Out drinking with Kevin Rose
Thursday, July 27, 2006
It was great to hang with those guys, see the digg offices and learn more about their plans for world domination. Dan Burka, their design guru, is an incredibly cool guy that deserves severe recognition for coming up with the look and feel of the new digg v3.
I'm in LA today, having had dinner with Alex Albrecht last night, making this a thoroughly diggnation-dominated week. Waiting at the airport for my ticket home is a bit of a drag, but I can at least reflect on what has been a thoroughly awesome week Stateside. Kevin and Alex are coming to London in September, and I look forward to getting thoroughly mottled with them again.
Sunset at Napa
Tuesday, July 25, 2006
I drove from San Jose, where I'm staying, up to the Napa Valley above San Francisco. After seeing Leo Laporte in Petaluma, I drove back and witnessed a gorgeous sunset over the Californian countryside.
I honestly had no idea northern CA was quite so stunning. The only place I've seen that betters it is Tuscany.

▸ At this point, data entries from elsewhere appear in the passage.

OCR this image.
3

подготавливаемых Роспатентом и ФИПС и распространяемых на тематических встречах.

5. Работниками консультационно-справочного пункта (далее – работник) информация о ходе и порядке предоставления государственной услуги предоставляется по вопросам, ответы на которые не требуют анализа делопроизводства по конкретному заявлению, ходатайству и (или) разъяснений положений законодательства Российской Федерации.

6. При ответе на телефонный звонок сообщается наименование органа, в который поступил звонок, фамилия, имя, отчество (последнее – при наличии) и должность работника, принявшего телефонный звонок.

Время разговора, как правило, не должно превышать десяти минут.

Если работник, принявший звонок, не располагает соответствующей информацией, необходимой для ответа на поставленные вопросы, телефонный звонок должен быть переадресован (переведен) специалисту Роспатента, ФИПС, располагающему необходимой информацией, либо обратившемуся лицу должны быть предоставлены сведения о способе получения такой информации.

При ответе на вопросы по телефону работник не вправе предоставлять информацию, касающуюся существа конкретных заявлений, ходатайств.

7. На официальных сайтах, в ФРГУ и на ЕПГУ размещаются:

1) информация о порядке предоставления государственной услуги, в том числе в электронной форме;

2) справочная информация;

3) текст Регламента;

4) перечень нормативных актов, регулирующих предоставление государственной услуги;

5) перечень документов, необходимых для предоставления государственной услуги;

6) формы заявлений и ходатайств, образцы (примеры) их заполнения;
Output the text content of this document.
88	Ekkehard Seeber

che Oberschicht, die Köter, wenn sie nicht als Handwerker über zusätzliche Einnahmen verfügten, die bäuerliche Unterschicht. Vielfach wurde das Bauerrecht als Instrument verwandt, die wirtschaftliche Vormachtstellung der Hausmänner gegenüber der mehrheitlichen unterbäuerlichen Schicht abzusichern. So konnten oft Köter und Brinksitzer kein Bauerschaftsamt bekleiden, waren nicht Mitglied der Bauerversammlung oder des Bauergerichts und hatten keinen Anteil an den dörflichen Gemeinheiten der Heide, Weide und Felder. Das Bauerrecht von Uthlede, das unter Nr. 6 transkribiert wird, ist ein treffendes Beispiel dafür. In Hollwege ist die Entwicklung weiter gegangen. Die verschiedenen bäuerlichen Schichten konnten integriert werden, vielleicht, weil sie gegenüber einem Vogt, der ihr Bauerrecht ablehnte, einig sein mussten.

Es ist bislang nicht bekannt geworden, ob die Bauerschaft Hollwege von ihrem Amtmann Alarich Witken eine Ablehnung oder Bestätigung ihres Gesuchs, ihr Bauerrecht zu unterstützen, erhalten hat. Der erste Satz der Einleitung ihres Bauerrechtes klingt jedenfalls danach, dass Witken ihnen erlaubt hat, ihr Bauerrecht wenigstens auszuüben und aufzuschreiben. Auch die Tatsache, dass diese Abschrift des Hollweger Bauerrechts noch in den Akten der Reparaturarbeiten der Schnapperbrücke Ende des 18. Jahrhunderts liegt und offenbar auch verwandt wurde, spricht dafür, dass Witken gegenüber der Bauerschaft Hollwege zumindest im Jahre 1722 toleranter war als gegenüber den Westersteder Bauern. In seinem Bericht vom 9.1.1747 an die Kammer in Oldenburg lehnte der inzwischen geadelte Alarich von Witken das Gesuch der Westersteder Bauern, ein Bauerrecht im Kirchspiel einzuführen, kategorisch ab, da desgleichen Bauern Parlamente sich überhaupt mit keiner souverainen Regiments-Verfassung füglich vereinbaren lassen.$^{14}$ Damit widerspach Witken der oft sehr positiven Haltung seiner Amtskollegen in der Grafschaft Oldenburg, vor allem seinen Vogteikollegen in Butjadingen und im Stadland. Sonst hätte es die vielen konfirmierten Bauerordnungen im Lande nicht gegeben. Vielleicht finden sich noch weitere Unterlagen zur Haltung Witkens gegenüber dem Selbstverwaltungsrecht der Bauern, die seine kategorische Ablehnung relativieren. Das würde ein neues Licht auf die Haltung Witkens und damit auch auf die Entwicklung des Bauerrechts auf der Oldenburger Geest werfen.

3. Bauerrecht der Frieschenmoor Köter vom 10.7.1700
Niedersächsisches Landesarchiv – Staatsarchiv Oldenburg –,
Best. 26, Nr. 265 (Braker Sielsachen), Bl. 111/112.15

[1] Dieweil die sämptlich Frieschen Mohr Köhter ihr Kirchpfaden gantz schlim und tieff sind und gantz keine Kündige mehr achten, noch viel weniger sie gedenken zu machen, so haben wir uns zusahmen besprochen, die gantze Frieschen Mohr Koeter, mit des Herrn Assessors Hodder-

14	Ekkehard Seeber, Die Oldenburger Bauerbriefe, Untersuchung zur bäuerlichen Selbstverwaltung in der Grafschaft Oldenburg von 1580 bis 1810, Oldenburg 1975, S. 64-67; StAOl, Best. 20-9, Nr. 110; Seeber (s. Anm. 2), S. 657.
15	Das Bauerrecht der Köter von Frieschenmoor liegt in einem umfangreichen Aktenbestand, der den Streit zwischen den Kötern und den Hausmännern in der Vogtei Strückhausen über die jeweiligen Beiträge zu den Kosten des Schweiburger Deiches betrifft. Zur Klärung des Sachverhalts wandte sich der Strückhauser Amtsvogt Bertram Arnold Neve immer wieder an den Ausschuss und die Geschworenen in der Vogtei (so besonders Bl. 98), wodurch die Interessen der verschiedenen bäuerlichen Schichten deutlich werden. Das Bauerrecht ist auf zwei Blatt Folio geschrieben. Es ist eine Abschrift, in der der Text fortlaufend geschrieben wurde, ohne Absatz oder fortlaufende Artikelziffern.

The weather has been insane here - 116F, or 47C. I've never experienced anything quite like it.
I had lunch with John C. Dvorak, America's favourite tech pundit, as well as Patrick Norton, host of DL.TV. I'm off to see the guys at Digg tomorrow, before heading down to LA to see some friends there.
Note to the world - driving in America is mental. No one signals when they change lanes, and everyone drives bumper to bumper. Accident potential ++.
I checked out the Google campus down at Mountain View (more pics in my Flickr page). It was really bizarre - sitting in the garden outside, you can practically feel the intellectual stimulation. It's got great vibes - it's easy to see why so much top stuff gets created there.
Intel Conroe
Friday, July 14, 2006
My colleague Tim Smalley has done an outrageously good job breaking down the featres and performance of Intel's new processor, the Core 2 Duo (codenamed Conroe). The poor chap worked through the night to finish the article for the 5am deadline - that's dedication! If you're curious about processor speeds, prices and architectures you should check it out.
The joy of iTunes
Thursday, July 06, 2006
I'm reminded, sometimes, of the genius world that we live in today. I was visiting my parents at the weekend and decided, in anticipation of the two hour drive back home, that I wanted some music to listen to. A quick search of the charts reminded me that the new Lostprophets album was out.
Despite being a band basically aimed at emo teenagers, I happen to think Lostprophets are pretty awesome. I didn't have time to drive into town and buy a CD - besides, CDs do nothing except sit on my shelf once ripped. A quick trip to the iTunes Music Store and the album is on my Powerbook within 10 minutes.
Being able to go, click a button, have my credit card charged automatically and then transfer the music to my iPod to listen to is just brilliant. iTunes + OSX + iPod works so incredibly seamlessly, and it is such a contrast to Windows offerings that require subscription services, then paid downloads on top, then integration with Windows Media Player, then a DRM-compatible portable player... the Microsoft way is just so clunky when compared to Apple's service.
It's nice to appreciate that we really have made progress with this digital world of ours. This was a tangible experience that interested me. The album's sweet, too.
LocoRoco
Monday, July 03, 2006
If you haven't already played it, go and get LocoRoco for the PSP. It's an absolutely stunning game that really gets back to the roots of 'fun' gaming. It's also one heck of a lesson in character design and music scoring for games - both areas where the game is really strong. The emotion the audio/visuals create is pretty intense.